ECLI:NL:CRVB:2014:2296
Centrale Raad van Beroep
- Verzet
- Rechtspraak.nl
Tijdigheid van hogerberoepschrift en verzet tegen niet-ontvankelijkheid
In deze zaak heeft de Centrale Raad van Beroep op 26 juni 2014 uitspraak gedaan in het verzet van appellant tegen de niet-ontvankelijkverklaring van zijn hoger beroep. De zaak betreft de tijdigheid van het indienen van een hogerberoepschrift. De laatste dag waarop het hogerberoepschrift tijdig kon worden ingediend was 11 oktober 2013. Appellant stelde dat hij het hogerberoepschrift op 10 oktober 2013 ter post had bezorgd. Echter, de enveloppe met het hogerberoepschrift droeg het poststempel van 13 oktober 2013. Volgens de vaste rechtspraak van de Raad wordt bij de vaststelling van de datum waarop een brief ter post is bezorgd, uitgegaan van het poststempel op de enveloppe, tenzij de afzender kan aantonen dat de brief eerder ter post is bezorgd.
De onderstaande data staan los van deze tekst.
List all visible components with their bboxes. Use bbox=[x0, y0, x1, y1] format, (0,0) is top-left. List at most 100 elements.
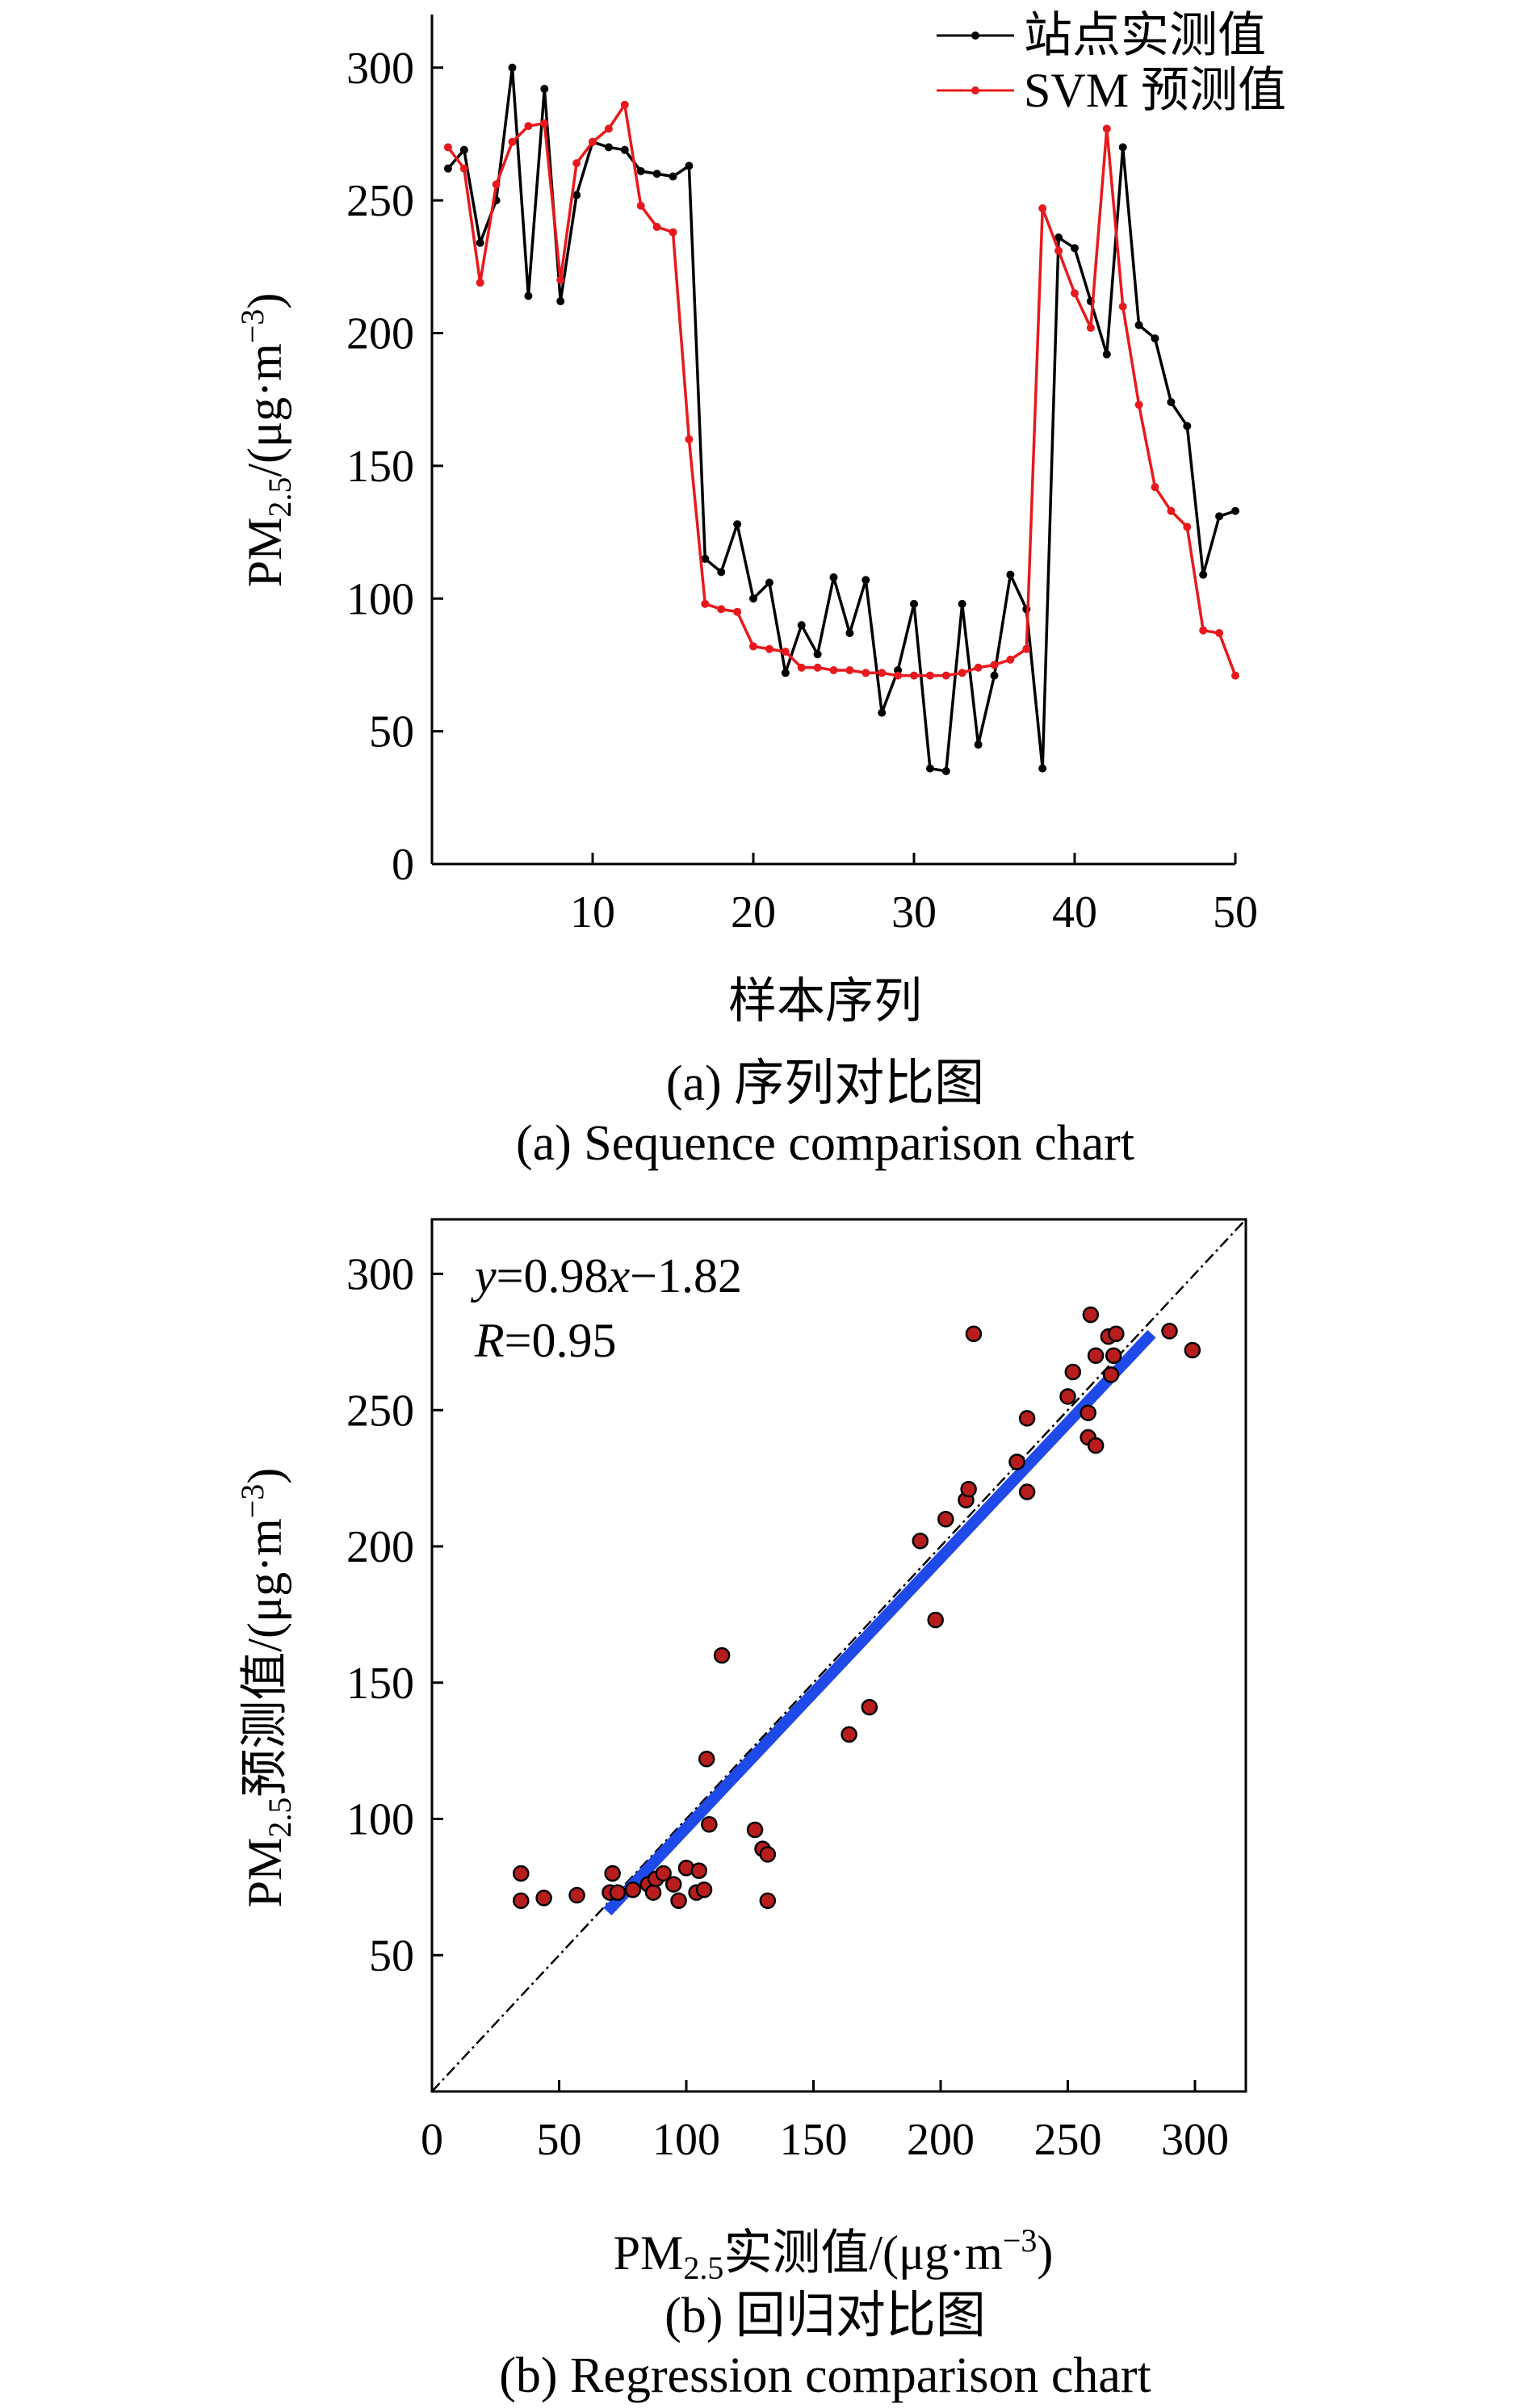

De enkele verklaring van appellant dat het hogerberoepschrift binnen de termijn is ingediend, werd door de Raad als onvoldoende beschouwd. De Raad verklaarde het verzet ongegrond en oordeelde dat er geen aanleiding was voor een veroordeling in de proceskosten van het verzet. De uitspraak is gedaan door de enkelvoudige kamer van de Centrale Raad van Beroep, met T.G.M. Simons als voorzitter en D.W.M. Kaldenhoven als griffier. De uitspraak is een bevestiging van de strikte toepassing van de termijnen in het bestuursrecht.